Photoconduction in monolayer assemblies with functional units of sensitizing and conducting molecular components

Abstract
Vectorial charge separation is studied in assemblies where a mixed monolayer of a cyanine dye with the chromophores in the layer plane and a chainlike π‐electron system oriented perpendicular to the layer plane are sandwiched between fatty acid monolayers and metal electrodes. The cyanine dye is excited by light and the excited electrons move through the π‐electron system which acts as the conducting element. Conduction takes place according to different mechanisms depending on the temperature. In the low temperature mode the logarithm of the photocurrent decreases linearly with (1/temperature)1/2, while in the high temperature mode it decreases linearly with (1/temperature); in both modes the photocurrent is proportional to the light intensity and its logarithm increases linearly with the bias voltage. If the conducting π‐electron system is absent, the photocurrent is about an order of magnitude smaller but again proportional to the light intensity. Its logarithm increases linearly with the square root of the bias voltage. The results in the complex assembly can be interpreted by assuming that the excited electron is transfered from the cyanine dye to the π‐electron system by tunneling or by thermal activation over a barrier of 0.25 eV; from there it tunnels through the next fatty acid layer to an interface state, and then hops to the positively biased electrode.
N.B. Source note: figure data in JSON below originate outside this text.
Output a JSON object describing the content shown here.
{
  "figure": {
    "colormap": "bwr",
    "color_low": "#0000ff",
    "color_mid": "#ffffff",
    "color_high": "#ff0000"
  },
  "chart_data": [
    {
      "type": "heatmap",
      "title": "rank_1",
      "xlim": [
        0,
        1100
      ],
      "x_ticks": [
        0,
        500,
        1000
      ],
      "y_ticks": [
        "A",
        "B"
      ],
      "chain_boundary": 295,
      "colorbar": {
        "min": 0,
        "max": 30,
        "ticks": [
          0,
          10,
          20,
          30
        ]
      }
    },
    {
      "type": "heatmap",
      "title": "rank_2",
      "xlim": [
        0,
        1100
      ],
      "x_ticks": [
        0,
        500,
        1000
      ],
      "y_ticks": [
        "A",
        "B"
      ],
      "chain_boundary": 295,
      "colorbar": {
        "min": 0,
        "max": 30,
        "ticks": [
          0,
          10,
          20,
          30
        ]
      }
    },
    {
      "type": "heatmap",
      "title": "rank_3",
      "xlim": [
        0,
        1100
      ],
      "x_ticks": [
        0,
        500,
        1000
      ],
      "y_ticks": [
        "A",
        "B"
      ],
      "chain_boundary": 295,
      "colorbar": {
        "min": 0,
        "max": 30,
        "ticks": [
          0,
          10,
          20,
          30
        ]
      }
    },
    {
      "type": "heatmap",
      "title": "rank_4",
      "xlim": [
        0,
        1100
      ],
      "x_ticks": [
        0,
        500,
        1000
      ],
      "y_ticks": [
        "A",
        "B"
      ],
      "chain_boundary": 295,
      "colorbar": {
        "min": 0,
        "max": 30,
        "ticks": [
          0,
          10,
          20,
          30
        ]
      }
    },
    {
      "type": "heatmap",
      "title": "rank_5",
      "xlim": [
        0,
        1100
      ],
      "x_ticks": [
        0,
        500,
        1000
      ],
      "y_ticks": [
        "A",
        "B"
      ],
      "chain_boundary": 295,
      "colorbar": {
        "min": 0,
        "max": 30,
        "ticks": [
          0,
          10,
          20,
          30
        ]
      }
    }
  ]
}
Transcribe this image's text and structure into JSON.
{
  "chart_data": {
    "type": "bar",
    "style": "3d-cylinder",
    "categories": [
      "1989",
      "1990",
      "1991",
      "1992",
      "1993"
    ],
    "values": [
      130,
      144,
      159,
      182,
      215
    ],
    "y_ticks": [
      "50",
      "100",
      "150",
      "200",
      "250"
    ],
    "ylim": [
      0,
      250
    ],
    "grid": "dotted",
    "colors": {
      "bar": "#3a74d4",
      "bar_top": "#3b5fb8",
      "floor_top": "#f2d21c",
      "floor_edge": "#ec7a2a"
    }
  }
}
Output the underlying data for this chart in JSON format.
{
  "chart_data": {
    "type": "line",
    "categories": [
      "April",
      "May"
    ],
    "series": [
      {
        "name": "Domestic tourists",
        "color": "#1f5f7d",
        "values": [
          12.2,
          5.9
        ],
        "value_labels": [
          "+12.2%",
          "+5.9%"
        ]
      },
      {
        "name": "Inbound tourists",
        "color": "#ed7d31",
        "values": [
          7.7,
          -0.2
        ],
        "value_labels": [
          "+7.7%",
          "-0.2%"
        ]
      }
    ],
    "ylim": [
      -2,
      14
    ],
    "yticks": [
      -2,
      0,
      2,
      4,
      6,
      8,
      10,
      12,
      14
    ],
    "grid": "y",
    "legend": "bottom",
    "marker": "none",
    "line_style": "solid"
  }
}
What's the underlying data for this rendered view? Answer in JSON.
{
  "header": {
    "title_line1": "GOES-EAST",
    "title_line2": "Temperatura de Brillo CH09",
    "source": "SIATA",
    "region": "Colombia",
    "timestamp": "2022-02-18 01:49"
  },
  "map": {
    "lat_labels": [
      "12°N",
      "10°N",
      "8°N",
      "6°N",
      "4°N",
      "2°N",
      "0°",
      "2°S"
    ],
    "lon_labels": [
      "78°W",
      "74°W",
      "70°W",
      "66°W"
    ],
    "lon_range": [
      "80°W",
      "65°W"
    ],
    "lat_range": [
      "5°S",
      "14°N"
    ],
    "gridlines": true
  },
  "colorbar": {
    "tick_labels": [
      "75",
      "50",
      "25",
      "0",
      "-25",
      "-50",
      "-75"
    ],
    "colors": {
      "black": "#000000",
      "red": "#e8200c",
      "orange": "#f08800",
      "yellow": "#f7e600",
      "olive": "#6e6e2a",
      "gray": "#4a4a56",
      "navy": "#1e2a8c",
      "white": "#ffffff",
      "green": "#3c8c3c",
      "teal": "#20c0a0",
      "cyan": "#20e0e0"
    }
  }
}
This model can be checked by specifically altering the thickness of the tunneling barrier (by exchanging arachidic acid for fatty acids with shorter chain lengths). In the arrangment where the conducting element is absent the results are interpreted by assuming that the excited electron either tunnels through or is thermally activated over the potential barrier of the hydrocarbon matrix (1 eV). The different voltage dependence in the two arrangements with and without conducting π‐electron system can be quantitatively explained as being due to the fact that the chromophore of the cyanine dye is perpendicular to the applied field, while the chain of the π‐electron system is parallel to this field.